At times like this, when we feel our own impotence in the face of powers around us, powers that we cannot control, the idea of sacred time again becomes real.

Somehow, we are more able to grasp the idea of time as circular.

The seasons change on God’s timetable and not on our own. We recognize our dependence on God’s will for us. We hear (and recognize) in the prophet’s words our utter dependence on God’s will, and how far we have strayed from that will.

For all of us, at this time of the year, even in the mall where the lights twinkle brightly, the tinsel glitters, and the strains of Silent Night become just background noise, we are conscious that something is missing. Something is not right. The pre-Christmas rush seems a little sordid, and yet we let ourselves be pushed to our limits by it anyway.

The pre-Christmas timeline becomes like a roller-coaster swooping and dipping as our heads spin. Some of us yearn to get off this madly rushing train, but we are strapped in for the ride, victims of the machinery which seems to have little reference to God—or God’s son whose birth we are awaiting.

Advent, for us who keep the Christian year, is the antidote to the madness of the mall: that straight line to Christmas and the madly rushing train which rides on it.

Advent is the time when the prophets call us to take stock — of ourselves, to decide how ready we are for the coming of the Christ child…and not in terms of whether the presents are bought and the turkey stuffed.

Advent is sacred time, God’s time, time to get ready for the return of the Light.

Advent is the time for listening to the prophets who tell us how far we have strayed from God’s plan for us, and for sincere and prayerful change.

For us, who live in this part of the globe in darkness at this time of the year, this is especially acute. No matter the twinkling lights and the glitter in the mall, the darkness is out there, all around us.

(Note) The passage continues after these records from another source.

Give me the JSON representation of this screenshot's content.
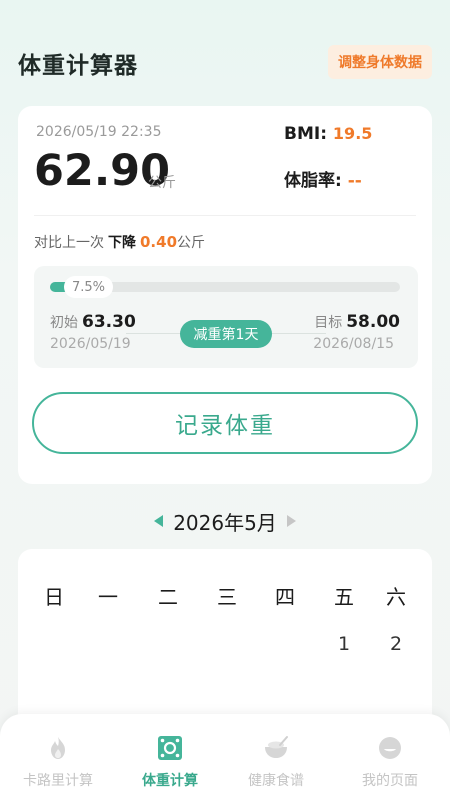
{
  "header": {
    "title": "体重计算器",
    "adjust_button": "调整身体数据"
  },
  "summary": {
    "datetime": "2026/05/19 22:35",
    "weight": "62.90",
    "unit": "公斤",
    "bmi_label": "BMI:",
    "bmi_value": "19.5",
    "body_fat_label": "体脂率:",
    "body_fat_value": "--",
    "compare_label": "对比上一次",
    "compare_direction": "下降",
    "compare_amount": "0.40",
    "compare_unit": "公斤"
  },
  "progress": {
    "percent_label": "7.5%",
    "fraction": 0.075,
    "start_label": "初始",
    "start_weight": "63.30",
    "start_date": "2026/05/19",
    "goal_label": "目标",
    "goal_weight": "58.00",
    "goal_date": "2026/08/15",
    "day_badge": "减重第1天"
  },
  "record_button": "记录体重",
  "calendar": {
    "month_label": "2026年5月",
    "weekdays": [
      "日",
      "一",
      "二",
      "三",
      "四",
      "五",
      "六"
    ],
    "first_row_days": [
      "1",
      "2"
    ]
  },
  "tabbar": {
    "tabs": [
      {
        "label": "卡路里计算",
        "icon": "flame-icon",
        "active": false
      },
      {
        "label": "体重计算",
        "icon": "scale-icon",
        "active": true
      },
      {
        "label": "健康食谱",
        "icon": "bowl-icon",
        "active": false
      },
      {
        "label": "我的页面",
        "icon": "profile-icon",
        "active": false
      }
    ]
  },
  "colors": {
    "accent": "#45b59a",
    "orange": "#f07a2a",
    "inactive": "#c4c4c4"
  }
}
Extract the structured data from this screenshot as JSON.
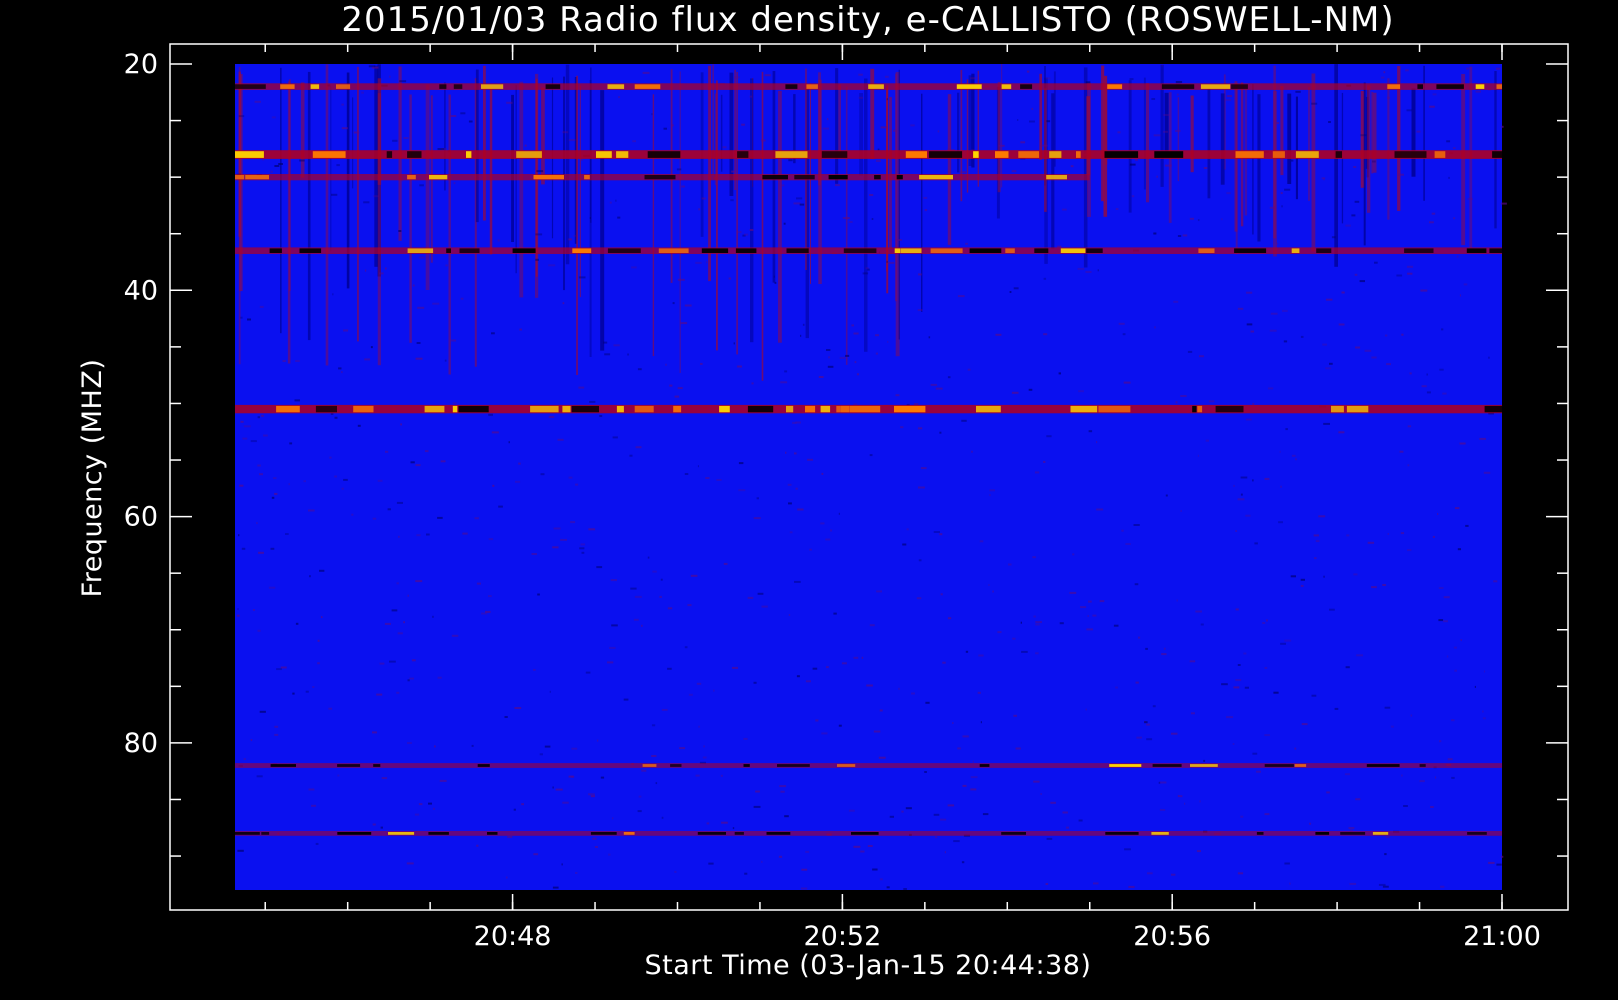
{
  "chart_data": {
    "type": "heatmap",
    "title": "2015/01/03  Radio flux density, e-CALLISTO (ROSWELL-NM)",
    "xlabel": "Start Time (03-Jan-15 20:44:38)",
    "ylabel": "Frequency (MHZ)",
    "x_range": [
      "20:44:38",
      "21:00:00"
    ],
    "y_range_mhz": [
      20,
      93
    ],
    "y_axis_inverted": true,
    "x_ticks": [
      "20:48",
      "20:52",
      "20:56",
      "21:00"
    ],
    "y_ticks": [
      20,
      40,
      60,
      80
    ],
    "grid": false,
    "colormap": [
      "#000000",
      "#0000ff",
      "#ff0000",
      "#ffff00"
    ],
    "background_color": "#0a10f0",
    "features": [
      {
        "kind": "horizontal-band",
        "frequency_mhz": 22,
        "t_start": "20:44:38",
        "t_end": "21:00:00",
        "intensity": 0.6
      },
      {
        "kind": "horizontal-band",
        "frequency_mhz": 28,
        "t_start": "20:44:38",
        "t_end": "21:00:00",
        "intensity": 0.95
      },
      {
        "kind": "horizontal-band",
        "frequency_mhz": 30,
        "t_start": "20:44:38",
        "t_end": "20:55:00",
        "intensity": 0.55
      },
      {
        "kind": "horizontal-band",
        "frequency_mhz": 36.5,
        "t_start": "20:44:38",
        "t_end": "21:00:00",
        "intensity": 0.6
      },
      {
        "kind": "horizontal-band",
        "frequency_mhz": 50.5,
        "t_start": "20:44:38",
        "t_end": "21:00:00",
        "intensity": 0.9
      },
      {
        "kind": "horizontal-band",
        "frequency_mhz": 82,
        "t_start": "20:44:38",
        "t_end": "21:00:00",
        "intensity": 0.3
      },
      {
        "kind": "horizontal-band",
        "frequency_mhz": 88,
        "t_start": "20:44:38",
        "t_end": "21:00:00",
        "intensity": 0.3
      }
    ]
  }
}
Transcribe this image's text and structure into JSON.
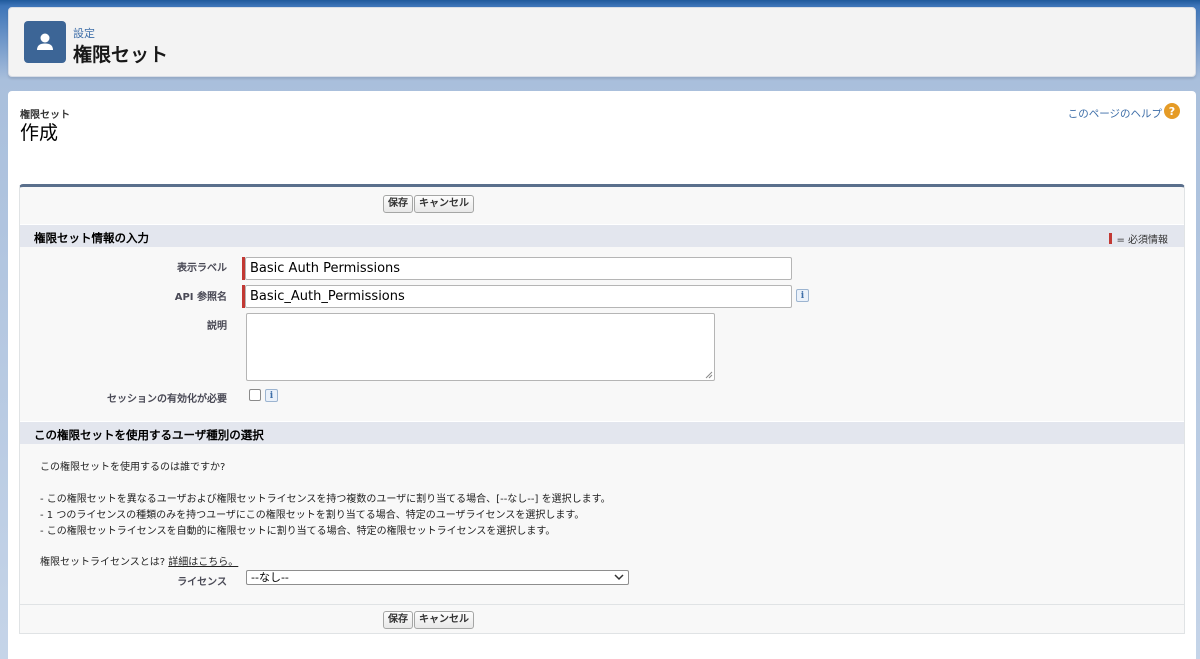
{
  "header": {
    "subtitle": "設定",
    "title": "権限セット",
    "icon": "user-icon"
  },
  "page": {
    "breadcrumb": "権限セット",
    "title": "作成",
    "help_link": "このページのヘルプ",
    "help_icon": "question-icon"
  },
  "buttons": {
    "save": "保存",
    "cancel": "キャンセル"
  },
  "section1": {
    "title": "権限セット情報の入力",
    "required_legend": "= 必須情報",
    "fields": {
      "label_label": "表示ラベル",
      "label_value": "Basic Auth Permissions",
      "api_label": "API 参照名",
      "api_value": "Basic_Auth_Permissions",
      "description_label": "説明",
      "description_value": "",
      "session_label": "セッションの有効化が必要"
    }
  },
  "section2": {
    "title": "この権限セットを使用するユーザ種別の選択",
    "question": "この権限セットを使用するのは誰ですか?",
    "bullets": [
      "- この権限セットを異なるユーザおよび権限セットライセンスを持つ複数のユーザに割り当てる場合、[--なし--] を選択します。",
      "- 1 つのライセンスの種類のみを持つユーザにこの権限セットを割り当てる場合、特定のユーザライセンスを選択します。",
      "- この権限セットライセンスを自動的に権限セットに割り当てる場合、特定の権限セットライセンスを選択します。"
    ],
    "license_question": "権限セットライセンスとは?",
    "license_link": "詳細はこちら。",
    "license_label": "ライセンス",
    "license_value": "--なし--"
  },
  "colors": {
    "required": "#c23934",
    "link": "#3e6ea8",
    "header_icon_bg": "#3c6596",
    "help_icon_bg": "#e59b26"
  }
}
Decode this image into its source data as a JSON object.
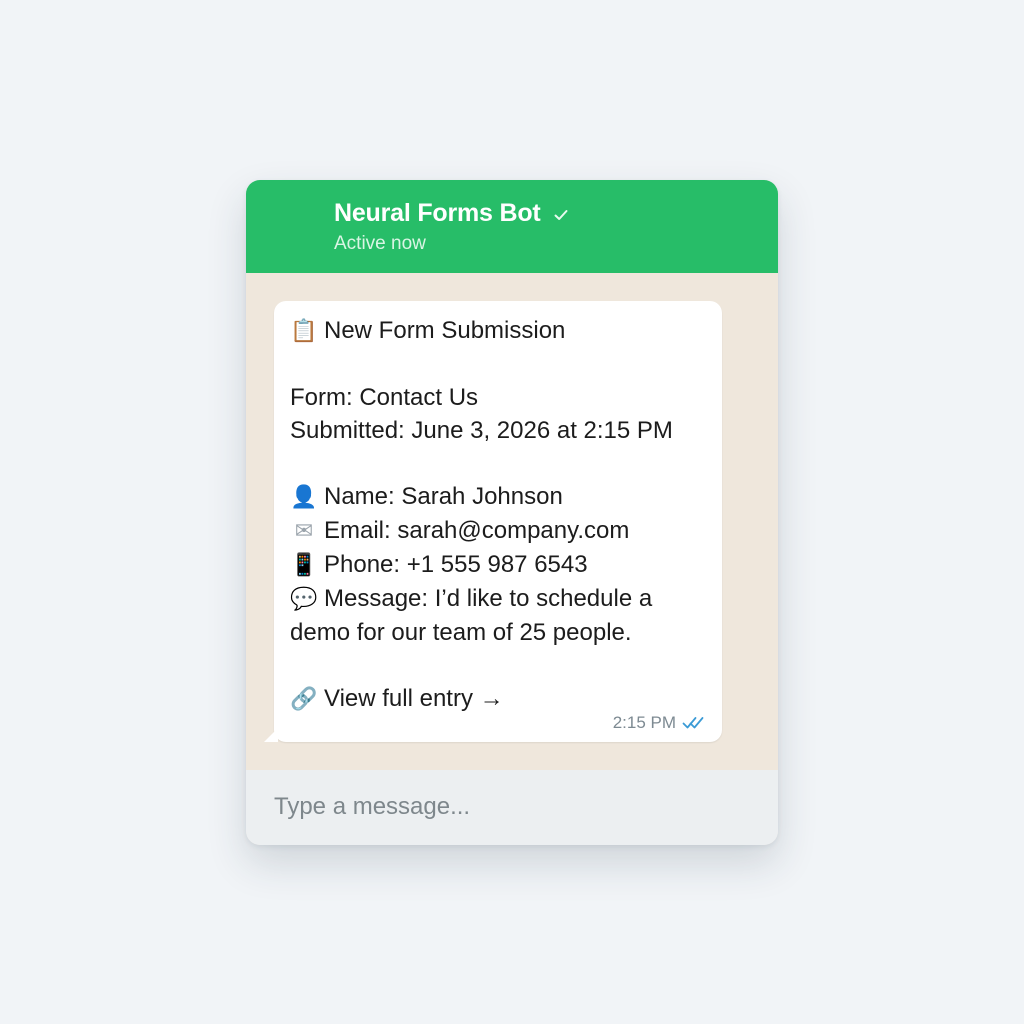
{
  "header": {
    "bot_name": "Neural Forms Bot",
    "status": "Active now",
    "verified_icon": "checkmark-icon",
    "accent_color": "#27bd68"
  },
  "message": {
    "title": "New Form Submission",
    "title_icon": "clipboard-icon",
    "form_line": "Form: Contact Us",
    "submitted_line": "Submitted: June 3, 2026 at 2:15 PM",
    "name_line": "Name: Sarah Johnson",
    "name_icon": "person-icon",
    "email_line": "Email: sarah@company.com",
    "email_icon": "envelope-icon",
    "phone_line": "Phone: +1 555 987 6543",
    "phone_icon": "phone-icon",
    "message_line_1": "Message: I’d like to schedule a",
    "message_line_2": "demo for our team of 25 people.",
    "message_icon": "speech-bubble-icon",
    "link_text": "View full entry →",
    "link_icon": "link-icon",
    "time": "2:15 PM",
    "read_icon": "double-check-icon",
    "read_color": "#3b9bd6"
  },
  "composer": {
    "placeholder": "Type a message..."
  }
}
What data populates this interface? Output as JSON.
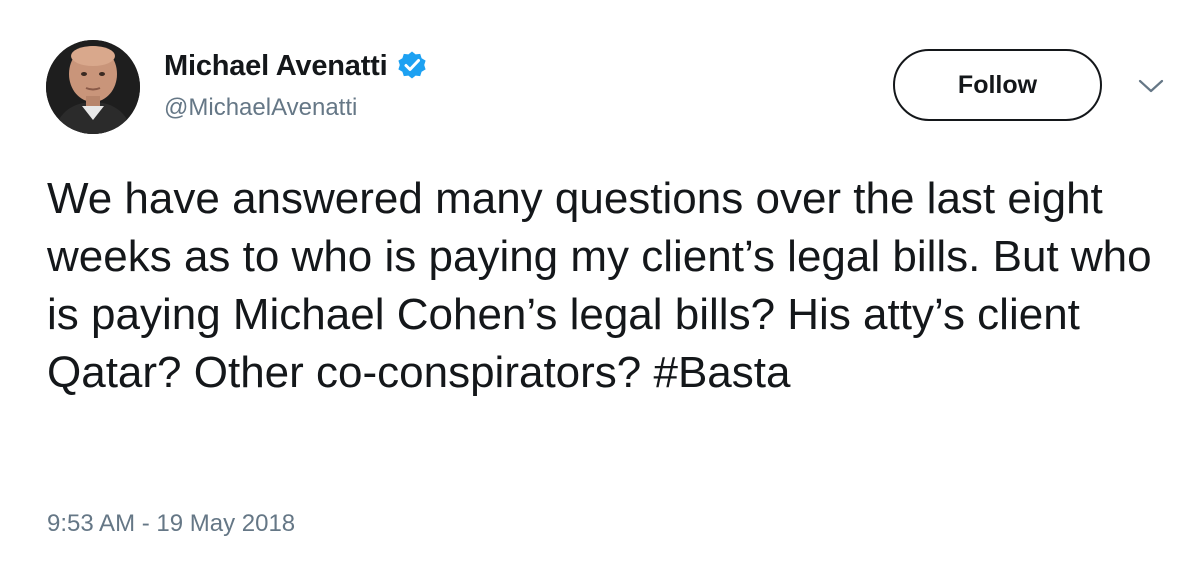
{
  "user": {
    "display_name": "Michael Avenatti",
    "handle": "@MichaelAvenatti",
    "verified_icon": "verified-badge-icon",
    "avatar_icon": "profile-photo"
  },
  "actions": {
    "follow_label": "Follow",
    "menu_icon": "chevron-down-icon"
  },
  "tweet": {
    "text_main": "We have answered many questions over the last eight weeks as to who is paying my client’s legal bills. But who is paying Michael Cohen’s legal bills? His atty’s client Qatar? Other co-conspirators? ",
    "hashtag": "#Basta",
    "timestamp": "9:53 AM - 19 May 2018"
  },
  "colors": {
    "text": "#14171a",
    "secondary": "#657786",
    "verified_blue": "#1da1f2"
  }
}
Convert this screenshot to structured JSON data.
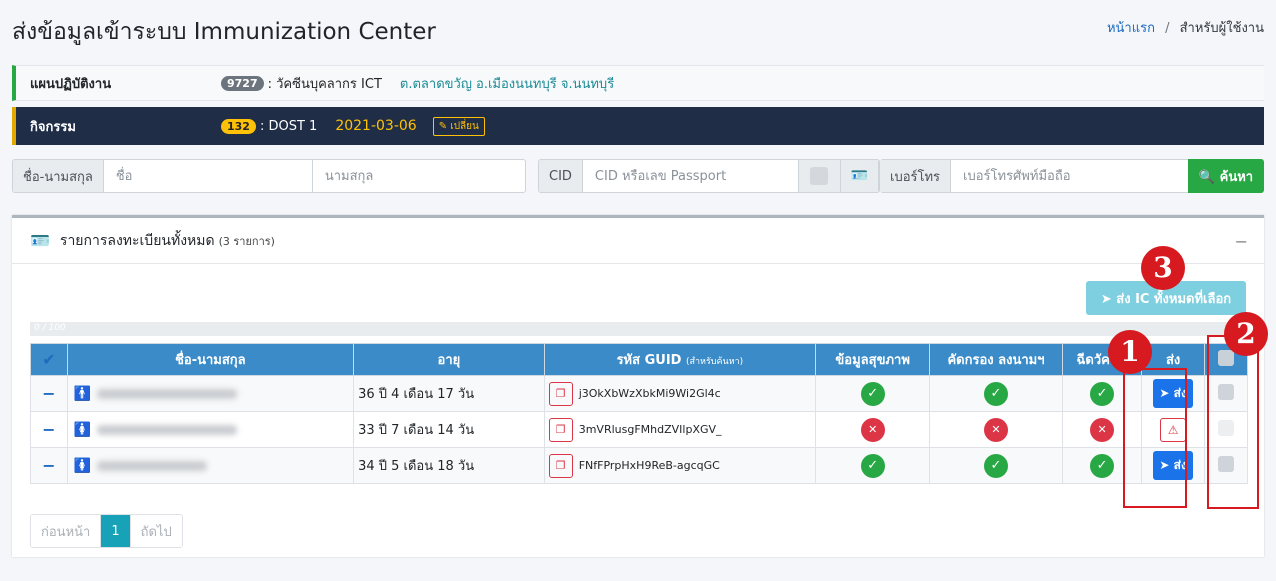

We would do well to heed the prophets now. They tell us what is missing—and it is terrifying. They tell us how far we have strayed from the loving circle of God’s sacred time. They call us back into that circle from the darkness.

We would do well to heed them, especially at this time of year when the wheel is turning again, and the child is waiting to be born.

We would do well to get off that train rushing headlong towards December 25th. We would do well to spend time reading the prophecies and pray for the birth of the child again—to make ready, in our hearts and homes, a place for that child who comes again in power and great glory, as Matthew tells us he will.

We would do well to begin again in this Advent season: to look clearly into the darkness and cold and pray—and work—for a decent, warm, and orderly place to receive the baby.

We would do well to make ready in our hearts and minds a place for the Christ Child to come once again.

This is the task of Advent (indeed of all our time) as Christians. The prophets are right: we must be ready, and the time is short!